Stok Darah Menipis: Fakta Perjuangan PMI Medan Mengajak Warga Berbagi Nyawa
21/12/2025
Masalah ketersediaan darah di Medan bukan hanya soal teknis medis, melainkan juga soal edukasi dan kesadaran sosial. Banyak warga yang masih merasa takut atau ragu untuk mendonorkan darahnya karena berbagai mitos kesehatan yang belum terhapus. Di sisi lain, gaya hidup urban yang sibuk membuat banyak calon pendonor potensial merasa tidak memiliki waktu untuk berkunjung ke Unit Donor Darah (UDD). Kondisi ini memaksa tim PMI untuk tidak hanya menunggu di kantor, tetapi justru “menjemput bola” dengan mendatangi pusat perbelanjaan, perkantoran, hingga rumah ibadah untuk Mengajak Warga berkontribusi nyata.

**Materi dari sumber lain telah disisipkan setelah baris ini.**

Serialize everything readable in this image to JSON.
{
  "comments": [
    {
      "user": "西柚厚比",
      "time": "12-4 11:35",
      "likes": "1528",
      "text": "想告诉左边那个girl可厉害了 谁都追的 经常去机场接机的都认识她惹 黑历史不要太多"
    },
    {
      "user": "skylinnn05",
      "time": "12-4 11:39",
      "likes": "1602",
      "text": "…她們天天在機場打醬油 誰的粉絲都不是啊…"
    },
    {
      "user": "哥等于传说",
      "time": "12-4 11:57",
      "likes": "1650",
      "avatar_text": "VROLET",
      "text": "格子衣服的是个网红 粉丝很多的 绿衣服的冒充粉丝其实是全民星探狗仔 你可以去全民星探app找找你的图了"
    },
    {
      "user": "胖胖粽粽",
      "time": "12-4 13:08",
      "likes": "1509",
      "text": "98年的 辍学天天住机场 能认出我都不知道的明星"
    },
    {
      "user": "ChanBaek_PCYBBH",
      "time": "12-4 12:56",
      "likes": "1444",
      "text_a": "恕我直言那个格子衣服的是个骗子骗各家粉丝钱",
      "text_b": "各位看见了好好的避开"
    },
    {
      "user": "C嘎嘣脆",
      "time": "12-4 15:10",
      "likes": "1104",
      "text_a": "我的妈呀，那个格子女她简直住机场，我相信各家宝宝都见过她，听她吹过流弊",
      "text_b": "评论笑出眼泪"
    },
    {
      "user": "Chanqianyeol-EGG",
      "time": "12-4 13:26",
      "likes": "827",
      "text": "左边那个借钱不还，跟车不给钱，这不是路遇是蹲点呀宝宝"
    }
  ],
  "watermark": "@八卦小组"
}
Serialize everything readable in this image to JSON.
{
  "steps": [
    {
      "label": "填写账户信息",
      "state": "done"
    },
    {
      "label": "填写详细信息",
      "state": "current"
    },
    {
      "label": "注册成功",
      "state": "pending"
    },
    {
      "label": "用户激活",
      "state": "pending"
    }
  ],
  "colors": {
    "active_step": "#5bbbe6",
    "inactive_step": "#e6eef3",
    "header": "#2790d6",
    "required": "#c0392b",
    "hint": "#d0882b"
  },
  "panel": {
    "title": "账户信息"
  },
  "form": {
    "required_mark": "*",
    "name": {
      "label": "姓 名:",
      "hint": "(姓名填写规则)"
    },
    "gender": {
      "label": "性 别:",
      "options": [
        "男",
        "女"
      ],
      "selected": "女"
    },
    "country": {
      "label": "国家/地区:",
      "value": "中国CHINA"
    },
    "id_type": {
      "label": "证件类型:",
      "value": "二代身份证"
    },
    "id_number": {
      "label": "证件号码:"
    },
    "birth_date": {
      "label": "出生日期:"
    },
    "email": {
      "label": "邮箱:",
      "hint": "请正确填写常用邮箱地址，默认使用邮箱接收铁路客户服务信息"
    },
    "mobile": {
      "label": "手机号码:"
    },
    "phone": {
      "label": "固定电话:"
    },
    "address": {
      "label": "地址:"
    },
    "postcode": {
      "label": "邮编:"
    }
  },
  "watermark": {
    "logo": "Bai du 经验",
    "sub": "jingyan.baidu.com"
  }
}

Ada sebuah Fakta yang sangat mendesak di mana pasien dengan penyakit kronis seperti gagal ginjal, kanker, atau penderita thalasemia sangat bergantung pada keberlanjutan stok darah. Bagi mereka, setetes darah bukan sekadar cairan biologis, melainkan harapan hidup yang nyata. Perjuangan para petugas PMI dalam melakukan sosialisasi sering kali menghadapi penolakan, namun mereka tidak menyerah. Mereka terus memberikan pemahaman bahwa mendonor darah bukan hanya bermanfaat bagi penerima, tetapi juga sangat baik untuk kesehatan jantung dan regenerasi sel darah bagi si pendonor itu sendiri.
Aksi Berbagi Nyawa ini menjadi semakin krusial saat memasuki hari raya atau libur panjang. Pada momen-momen tersebut, jumlah pendonor biasanya menurun drastis karena Mengajak Warga sibuk berlibur atau pulang kampung, sementara risiko kecelakaan lalu lintas justru meningkat. Dalam situasi terjepit ini, tim PMI Medan sering kali melakukan panggilan darurat melalui media sosial dan jaringan komunikasi massa. Mereka harus memastikan bahwa bank darah tidak kosong, karena satu menit keterlambatan dalam penyediaan darah bisa berakibat fatal bagi pasien di ruang operasi.
Tantangan di Medan juga mencakup masalah logistik dan penyimpanan. Darah yang telah diambil harus melalui proses skrining yang ketat untuk memastikan bebas dari penyakit menular. Biaya operasional untuk pengolahan darah ini cukup tinggi, namun PMI tetap berkomitmen memberikan layanan terbaik bagi warga. Selain itu, adanya permintaan darah golongan tertentu yang jarang ditemukan menuntut kreativitas tim dalam menjalin kerja sama dengan komunitas-komunitas pendonor darah langka. Sinergi ini adalah kunci utama untuk menutupi defisit stok di tengah tingginya permintaan rumah sakit.